Suddenly, the landscape has changed. Nothing has been solved as a result of Henry's decision, but there is at least a willingness to address some of the problems that drove him to it. "This situation is not of our choosing: the union certainly wanted Graham to remain in his post," said the WRU chairman, Glanmor Griffiths. "But it is also fair to suggest that there is now real impetus behind the restructuring work we know we have to do.

"We crave success in Wales. We are a great union, made up of great clubs, and I can assure the public that we are aware of the collective responsibility we bear. It is difficult to achieve change overnight: Graham proposed a provincial structure for the club game in this country, but even if the public took to the idea and the sponsors backed it, I very much doubt that a four-team format could be established in the short term. We also have our own proposals, contained in Sir Tasker's report, to consider. However, we will now look at our options as a matter of urgency. I think what has happened this week has sharpened our minds and accelerated the process in which we are engaged. We have to get one with it."

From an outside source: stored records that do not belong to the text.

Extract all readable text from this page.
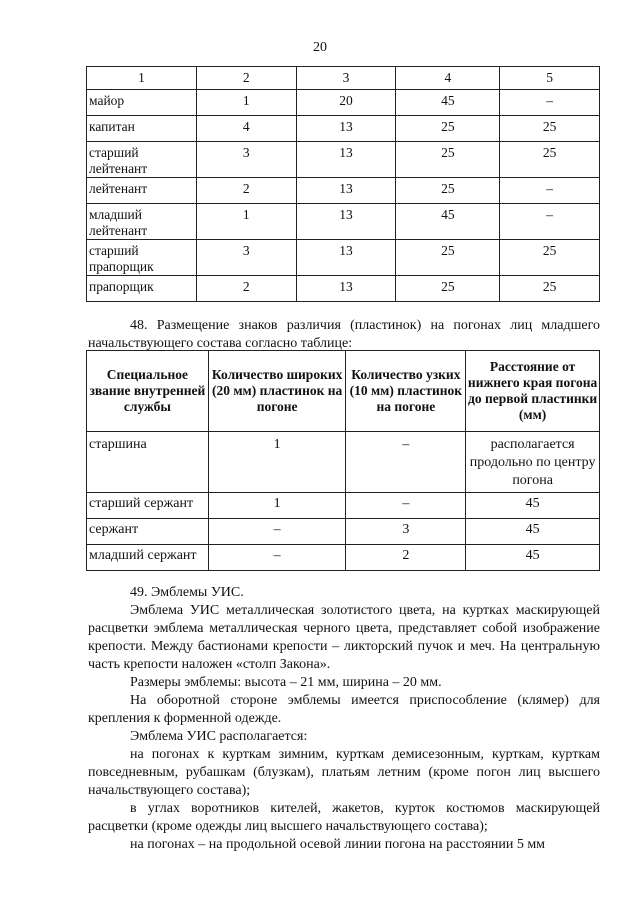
20
1	2	3	4	5
майор	1	20	45	–
капитан	4	13	25	25
старший лейтенант	3	13	25	25
лейтенант	2	13	25	–
младший лейтенант	1	13	45	–
старший прапорщик	3	13	25	25
прапорщик	2	13	25	25

48. Размещение знаков различия (пластинок) на погонах лиц младшего начальствующего состава согласно таблице:

Специальное звание внутренней службы	Количество широких (20 мм) пластинок на погоне	Количество узких (10 мм) пластинок на погоне	Расстояние от нижнего края погона до первой пластинки (мм)
старшина	1	–	располагается продольно по центру погона
старший сержант	1	–	45
сержант	–	3	45
младший сержант	–	2	45

49. Эмблемы УИС.

Эмблема УИС металлическая золотистого цвета, на куртках маскирующей расцветки эмблема металлическая черного цвета, представляет собой изображение крепости. Между бастионами крепости – ликторский пучок и меч. На центральную часть крепости наложен «столп Закона».

Размеры эмблемы: высота – 21 мм, ширина – 20 мм.

На оборотной стороне эмблемы имеется приспособление (клямер) для крепления к форменной одежде.

Эмблема УИС располагается:

на погонах к курткам зимним, курткам демисезонным, курткам, курткам повседневным, рубашкам (блузкам), платьям летним (кроме погон лиц высшего начальствующего состава);

в углах воротников кителей, жакетов, курток костюмов маскирующей расцветки (кроме одежды лиц высшего начальствующего состава);

на погонах – на продольной осевой линии погона на расстоянии 5 мм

Griffiths indicated that the first priority was the establishment of an executive board to manage the professional end of the game, and he accepted that the leading clubs would have to be given seats on any new body – quite a departure for the man who fought Cardiff and Swansea tooth and nail throughout the 1998-99 season, when both boycotted official Welsh and European competitions and played unsanctioned matches against English teams instead.

If the chairman delivers – if he successfully cuts through the vested interests of scores of parish-pump rugby politicians and streamlines the decision-making process – he will bring Wales into line with the likes of England and South Africa and give the Red Dragonhood the chance to breath something more threatening than cold air in the faces of their opponents. Welsh rugby has had more than its share of Brezhnevs. Right now, it needs a Gorbachev.